Evaluate the optimal number of clusters based on the gap criterion values. Cluster the data using `kmeans`.

```rng("default") % For reproducibility evaluation = evalclusters(meas,"kmeans","gap","KList",1:6)```
```evaluation = GapEvaluation with properties: NumObservations: 150 InspectedK: [1 2 3 4 5 6] CriterionValues: [0.0720 0.5928 0.8762 1.0114 1.0534 1.0720] OptimalK: 5 ```

The `OptimalK` value indicates that, based on the gap criterion, the optimal number of clusters is five.

Plot the gap criterion values for each number of clusters tested.

`plot(evaluation)`

Based on the plot, the maximum value of the gap criterion occurs at six clusters.

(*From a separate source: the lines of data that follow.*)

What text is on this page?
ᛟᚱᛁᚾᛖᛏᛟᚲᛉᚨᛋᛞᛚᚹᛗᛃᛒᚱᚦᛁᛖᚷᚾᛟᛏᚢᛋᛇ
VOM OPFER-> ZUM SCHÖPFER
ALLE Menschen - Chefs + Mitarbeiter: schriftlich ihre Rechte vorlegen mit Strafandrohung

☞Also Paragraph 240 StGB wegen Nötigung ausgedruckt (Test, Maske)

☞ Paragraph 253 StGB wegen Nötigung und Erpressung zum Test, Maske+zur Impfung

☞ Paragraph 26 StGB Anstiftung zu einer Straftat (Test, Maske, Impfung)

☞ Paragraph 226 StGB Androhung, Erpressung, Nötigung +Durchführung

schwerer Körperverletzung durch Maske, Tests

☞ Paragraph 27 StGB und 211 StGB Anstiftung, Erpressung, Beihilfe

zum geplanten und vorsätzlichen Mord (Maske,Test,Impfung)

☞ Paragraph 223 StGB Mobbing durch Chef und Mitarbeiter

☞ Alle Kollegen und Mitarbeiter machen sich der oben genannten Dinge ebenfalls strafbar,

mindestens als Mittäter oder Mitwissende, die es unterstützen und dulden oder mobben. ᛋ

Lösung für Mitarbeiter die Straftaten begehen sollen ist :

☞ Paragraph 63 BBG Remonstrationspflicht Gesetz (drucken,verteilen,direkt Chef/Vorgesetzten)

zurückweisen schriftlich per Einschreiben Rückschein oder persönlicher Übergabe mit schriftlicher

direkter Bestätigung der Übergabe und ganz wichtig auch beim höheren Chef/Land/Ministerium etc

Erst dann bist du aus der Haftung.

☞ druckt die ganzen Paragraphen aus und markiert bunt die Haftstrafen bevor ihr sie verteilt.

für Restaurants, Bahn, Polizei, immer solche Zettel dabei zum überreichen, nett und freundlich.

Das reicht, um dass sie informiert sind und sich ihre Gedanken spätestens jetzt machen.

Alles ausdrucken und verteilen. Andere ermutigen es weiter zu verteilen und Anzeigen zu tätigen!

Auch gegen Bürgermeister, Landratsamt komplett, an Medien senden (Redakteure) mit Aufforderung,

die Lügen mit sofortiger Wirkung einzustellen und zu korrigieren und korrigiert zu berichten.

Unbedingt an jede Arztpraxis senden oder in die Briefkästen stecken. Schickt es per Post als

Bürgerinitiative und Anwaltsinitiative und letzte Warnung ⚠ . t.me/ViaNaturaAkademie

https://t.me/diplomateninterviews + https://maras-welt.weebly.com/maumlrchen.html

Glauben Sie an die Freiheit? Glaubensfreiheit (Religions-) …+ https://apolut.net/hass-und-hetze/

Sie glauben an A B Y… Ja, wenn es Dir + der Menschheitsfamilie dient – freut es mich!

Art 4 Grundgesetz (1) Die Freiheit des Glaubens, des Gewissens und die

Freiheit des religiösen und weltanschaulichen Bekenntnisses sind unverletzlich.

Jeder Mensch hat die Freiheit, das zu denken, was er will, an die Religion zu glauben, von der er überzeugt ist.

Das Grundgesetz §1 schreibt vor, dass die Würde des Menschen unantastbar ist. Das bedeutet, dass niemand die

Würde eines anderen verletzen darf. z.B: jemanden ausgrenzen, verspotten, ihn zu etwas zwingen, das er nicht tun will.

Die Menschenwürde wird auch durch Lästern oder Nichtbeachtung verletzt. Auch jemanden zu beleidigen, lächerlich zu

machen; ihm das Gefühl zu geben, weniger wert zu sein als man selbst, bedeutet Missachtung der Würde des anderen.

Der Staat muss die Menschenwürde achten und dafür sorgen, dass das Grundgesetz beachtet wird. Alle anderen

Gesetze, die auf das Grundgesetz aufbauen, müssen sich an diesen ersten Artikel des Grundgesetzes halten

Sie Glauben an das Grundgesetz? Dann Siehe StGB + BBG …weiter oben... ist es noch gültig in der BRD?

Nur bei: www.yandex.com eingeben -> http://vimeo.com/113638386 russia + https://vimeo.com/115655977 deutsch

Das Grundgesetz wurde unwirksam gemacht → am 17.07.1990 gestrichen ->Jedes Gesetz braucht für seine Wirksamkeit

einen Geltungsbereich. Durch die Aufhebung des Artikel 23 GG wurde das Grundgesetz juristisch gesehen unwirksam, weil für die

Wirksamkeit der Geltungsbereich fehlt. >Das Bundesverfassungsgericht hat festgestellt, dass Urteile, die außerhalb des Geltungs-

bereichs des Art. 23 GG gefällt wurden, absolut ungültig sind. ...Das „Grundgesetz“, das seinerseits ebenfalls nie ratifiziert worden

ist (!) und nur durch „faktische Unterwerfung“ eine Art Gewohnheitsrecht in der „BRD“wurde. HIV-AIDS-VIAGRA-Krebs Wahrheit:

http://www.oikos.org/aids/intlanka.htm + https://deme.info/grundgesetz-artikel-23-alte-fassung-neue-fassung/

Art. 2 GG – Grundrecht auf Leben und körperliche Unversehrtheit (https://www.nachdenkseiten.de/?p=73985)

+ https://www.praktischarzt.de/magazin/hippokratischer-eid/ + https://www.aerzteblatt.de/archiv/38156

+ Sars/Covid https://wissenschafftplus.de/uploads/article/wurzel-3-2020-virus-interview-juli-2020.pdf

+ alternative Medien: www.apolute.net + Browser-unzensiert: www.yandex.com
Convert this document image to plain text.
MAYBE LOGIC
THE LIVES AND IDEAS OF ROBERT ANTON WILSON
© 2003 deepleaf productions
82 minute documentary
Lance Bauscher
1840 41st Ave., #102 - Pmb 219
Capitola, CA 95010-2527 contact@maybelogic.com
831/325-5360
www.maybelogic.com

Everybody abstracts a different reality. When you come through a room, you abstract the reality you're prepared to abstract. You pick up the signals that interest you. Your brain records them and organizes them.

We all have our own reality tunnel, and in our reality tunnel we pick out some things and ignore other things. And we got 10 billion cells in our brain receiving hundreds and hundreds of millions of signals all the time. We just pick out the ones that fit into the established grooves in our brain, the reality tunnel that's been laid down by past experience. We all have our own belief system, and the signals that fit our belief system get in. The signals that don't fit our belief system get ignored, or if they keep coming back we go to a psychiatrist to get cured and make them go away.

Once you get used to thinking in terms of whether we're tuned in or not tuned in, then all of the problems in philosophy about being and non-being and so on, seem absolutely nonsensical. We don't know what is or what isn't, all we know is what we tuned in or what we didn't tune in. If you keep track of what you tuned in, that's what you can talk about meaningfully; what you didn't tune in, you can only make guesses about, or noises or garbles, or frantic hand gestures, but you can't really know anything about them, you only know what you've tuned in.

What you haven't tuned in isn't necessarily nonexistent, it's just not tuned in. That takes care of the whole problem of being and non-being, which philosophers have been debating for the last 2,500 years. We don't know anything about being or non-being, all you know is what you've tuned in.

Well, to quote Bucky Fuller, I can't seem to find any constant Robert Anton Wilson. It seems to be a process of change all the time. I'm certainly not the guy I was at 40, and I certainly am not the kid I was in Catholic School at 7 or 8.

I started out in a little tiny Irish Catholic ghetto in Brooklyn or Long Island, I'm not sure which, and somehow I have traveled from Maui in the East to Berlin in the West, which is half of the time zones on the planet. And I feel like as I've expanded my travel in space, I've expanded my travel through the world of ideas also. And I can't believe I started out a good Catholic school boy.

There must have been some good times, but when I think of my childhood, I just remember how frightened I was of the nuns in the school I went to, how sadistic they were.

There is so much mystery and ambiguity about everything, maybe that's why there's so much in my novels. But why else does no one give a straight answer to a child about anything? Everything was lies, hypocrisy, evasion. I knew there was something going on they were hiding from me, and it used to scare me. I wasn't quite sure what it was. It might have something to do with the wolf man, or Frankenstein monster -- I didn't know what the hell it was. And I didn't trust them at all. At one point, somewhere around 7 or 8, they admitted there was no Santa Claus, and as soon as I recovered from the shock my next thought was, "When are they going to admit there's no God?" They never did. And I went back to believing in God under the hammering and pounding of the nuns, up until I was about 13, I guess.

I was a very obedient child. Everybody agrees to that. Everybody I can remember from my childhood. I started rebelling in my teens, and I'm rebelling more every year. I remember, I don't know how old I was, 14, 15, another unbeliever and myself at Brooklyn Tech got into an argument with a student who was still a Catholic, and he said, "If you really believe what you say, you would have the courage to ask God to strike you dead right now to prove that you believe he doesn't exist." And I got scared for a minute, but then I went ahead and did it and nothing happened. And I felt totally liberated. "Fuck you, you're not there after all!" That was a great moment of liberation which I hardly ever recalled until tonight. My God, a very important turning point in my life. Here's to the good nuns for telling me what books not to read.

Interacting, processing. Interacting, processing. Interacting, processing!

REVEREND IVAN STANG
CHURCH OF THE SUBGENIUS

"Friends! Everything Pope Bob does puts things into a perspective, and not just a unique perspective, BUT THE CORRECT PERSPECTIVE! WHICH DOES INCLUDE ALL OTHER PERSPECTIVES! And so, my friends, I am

However, the value at five clusters is within one standard error of the maximum, so the suggested optimal number of clusters is five.

Create a grouped scatter plot to examine the relationship between petal length and width. Group the data by the suggested clusters.

```PetalLength = meas(:,3); PetalWidth = meas(:,4); clusters = evaluation.OptimalY; gscatter(PetalLength,PetalWidth,clusters,[],"xod^*");```

The plot shows cluster 4 in the lower-left corner, completely separated from the other four clusters. Cluster 4 contains flowers with the smallest petal widths and lengths. Cluster 2 is in the upper-right corner, and contains flowers with the largest petal widths and lengths. Cluster 5 is next to cluster 2, and contains flowers with similar petal widths but smaller petal lengths compared to the flowers in cluster 2. Clusters 1 and 3 are near the center of the plot, and contain flowers with measurements between the extremes.